Fast forward to 2006 when blogging was all the rage and Twitter was a newborn in diapers. A few people like Brian Solis were rightly prognosticating the future of social media and its impact on business, but it has really only been in the past three years that businesses are catching up. Unbelievably, some businesses haven’t yet left the social media marketing station while others simply don’t know there is a train to board.

I was talking with friend and content strategist Ben Stroup about how many businesses believe they’ve engaged social media when they launch a Twitter account or a Facebook fan page. They don’t understand why social media isn’t working for them. They are missing the point. It isn’t the tool, it’s the content strategy. Twitter, Facebook, Pinterest and all the rest are simply empty delivery vehicles if they don’t carry any content. Even then, not all content is created equal. The question is: Do you have the right content?
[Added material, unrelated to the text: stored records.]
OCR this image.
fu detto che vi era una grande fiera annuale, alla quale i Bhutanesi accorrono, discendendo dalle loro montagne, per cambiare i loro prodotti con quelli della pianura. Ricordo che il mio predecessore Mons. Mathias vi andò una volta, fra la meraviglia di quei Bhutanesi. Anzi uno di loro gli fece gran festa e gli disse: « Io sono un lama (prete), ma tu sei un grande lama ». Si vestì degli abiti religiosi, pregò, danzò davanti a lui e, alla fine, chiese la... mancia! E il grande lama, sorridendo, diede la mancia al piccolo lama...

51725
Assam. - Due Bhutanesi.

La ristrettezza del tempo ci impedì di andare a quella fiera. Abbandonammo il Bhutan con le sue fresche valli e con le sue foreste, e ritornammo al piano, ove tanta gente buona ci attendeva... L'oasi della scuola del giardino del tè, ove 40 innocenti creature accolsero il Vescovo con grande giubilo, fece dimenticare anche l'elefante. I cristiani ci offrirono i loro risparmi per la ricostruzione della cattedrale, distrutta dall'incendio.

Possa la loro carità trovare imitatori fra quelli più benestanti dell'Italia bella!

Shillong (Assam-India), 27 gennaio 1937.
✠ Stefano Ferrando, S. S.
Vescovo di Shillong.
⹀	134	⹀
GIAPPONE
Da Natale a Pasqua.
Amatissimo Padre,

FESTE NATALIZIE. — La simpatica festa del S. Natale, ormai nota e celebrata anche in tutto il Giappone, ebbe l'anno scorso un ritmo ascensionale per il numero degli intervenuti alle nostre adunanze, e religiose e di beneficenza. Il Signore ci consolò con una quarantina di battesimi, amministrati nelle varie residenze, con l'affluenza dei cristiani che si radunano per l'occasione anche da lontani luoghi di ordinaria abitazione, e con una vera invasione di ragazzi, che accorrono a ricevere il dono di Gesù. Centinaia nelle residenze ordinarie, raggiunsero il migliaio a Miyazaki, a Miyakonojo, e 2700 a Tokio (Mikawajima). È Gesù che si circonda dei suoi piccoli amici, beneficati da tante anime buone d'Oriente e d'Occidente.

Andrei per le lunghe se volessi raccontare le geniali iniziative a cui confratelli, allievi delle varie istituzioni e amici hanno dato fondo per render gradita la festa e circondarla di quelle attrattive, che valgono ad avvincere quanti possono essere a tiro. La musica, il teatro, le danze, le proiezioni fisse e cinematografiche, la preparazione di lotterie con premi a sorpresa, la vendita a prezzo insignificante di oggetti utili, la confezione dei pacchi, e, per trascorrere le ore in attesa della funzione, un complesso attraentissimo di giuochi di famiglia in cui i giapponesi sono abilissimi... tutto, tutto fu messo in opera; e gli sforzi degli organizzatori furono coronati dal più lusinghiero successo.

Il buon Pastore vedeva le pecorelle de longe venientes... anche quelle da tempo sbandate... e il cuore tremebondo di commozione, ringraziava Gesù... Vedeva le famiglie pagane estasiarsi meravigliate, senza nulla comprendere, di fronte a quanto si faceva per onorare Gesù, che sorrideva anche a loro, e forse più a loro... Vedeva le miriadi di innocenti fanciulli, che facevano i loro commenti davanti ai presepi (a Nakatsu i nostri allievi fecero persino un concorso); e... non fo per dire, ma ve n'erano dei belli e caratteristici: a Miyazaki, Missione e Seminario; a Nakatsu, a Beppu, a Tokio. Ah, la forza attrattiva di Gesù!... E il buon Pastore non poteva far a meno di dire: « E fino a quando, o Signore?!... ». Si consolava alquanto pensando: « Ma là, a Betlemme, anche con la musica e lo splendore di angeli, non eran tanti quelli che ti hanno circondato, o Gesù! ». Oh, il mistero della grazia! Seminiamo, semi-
Here are five “right” ways to know if you’re using the tools to carry the content strategy.

1. Do you say the right thing…

The point of content marketing, also called brand journalism, is to offer something of substance to existing or potential customers or stake holders. This is across the board for both for-profit and non-profit organizations. Information shared should actually add value to those engaging with it. This is content people find useful even if they never buy anything from you. It is useful enough that they are willing to come back and read more. It is sharing what you know with the intent to  help people. Don’t be afraid you are giving away the crown jewels here. If you can explain everything you know in a blog post and a few Tweets, you’ve got bigger issues threatening your business.

2. …To the right people…

Do you know who you are talking to or trying to talk with? If you sell laundry detergent, chances are you’re talking to moms who spend a lot of time trying to get grass stains out of ball uniforms. Does your content match their needs? The greatest good of social media is engaging people in conversations. Have you ever politely gotten out of a conversation because you had no connection to what is being said? Same with social media, except people aren’t so polite to your company when they walk away. You need to know your audience.

3. …In the right place…

Social media that drives content marketing has a rhythm. If you are saying the same thing across all your social media platforms, to me it is like a drum corp beating the heck out of its drums. It sounds cool at first but soon enough it all sounds the same. Think of a good social media strategy as the entire band; each instrument doing something different, but together all creating a unified piece of music. To do that you have to know what content to funnel through which instrument, landing each in the right place for a unified content strategy that supports your organizational objectives.

4. …At the right time…

There is an ebb and flow to the daily grind. Delivering content at the right time means paying attention to what is going on in culture and producing timely content that connects your organization’s purpose with what people are reading and talking about…right now. Content producers should see themselves as corporate journalists looking to deliver substance on deadline. No one cares if you produce a great product story on last week’s news. Timing is everything.

5. …And in the right way?

Brand journalists walk a fine line: come across as too corporate and risk getting thrashed by your audience as being cheesy infomercial people, and not being corporate enough and risk your audience totally missing the connection between your content and your organization. The balance of course is found in a tone that communicates useful information. Listen, people know it is marketing, but they are willing to overlook that if they are getting value. Packaging that in the right way is critical.

The key to all of this of course is to first recognize that you are creating expectations when your organization launches into social media in the first place. People assume you want a conversation. Get beyond having social media accounts and take time to develop a content strategy that supports your organizational objectives and delivers valuable content in the right way to the right people at the right time.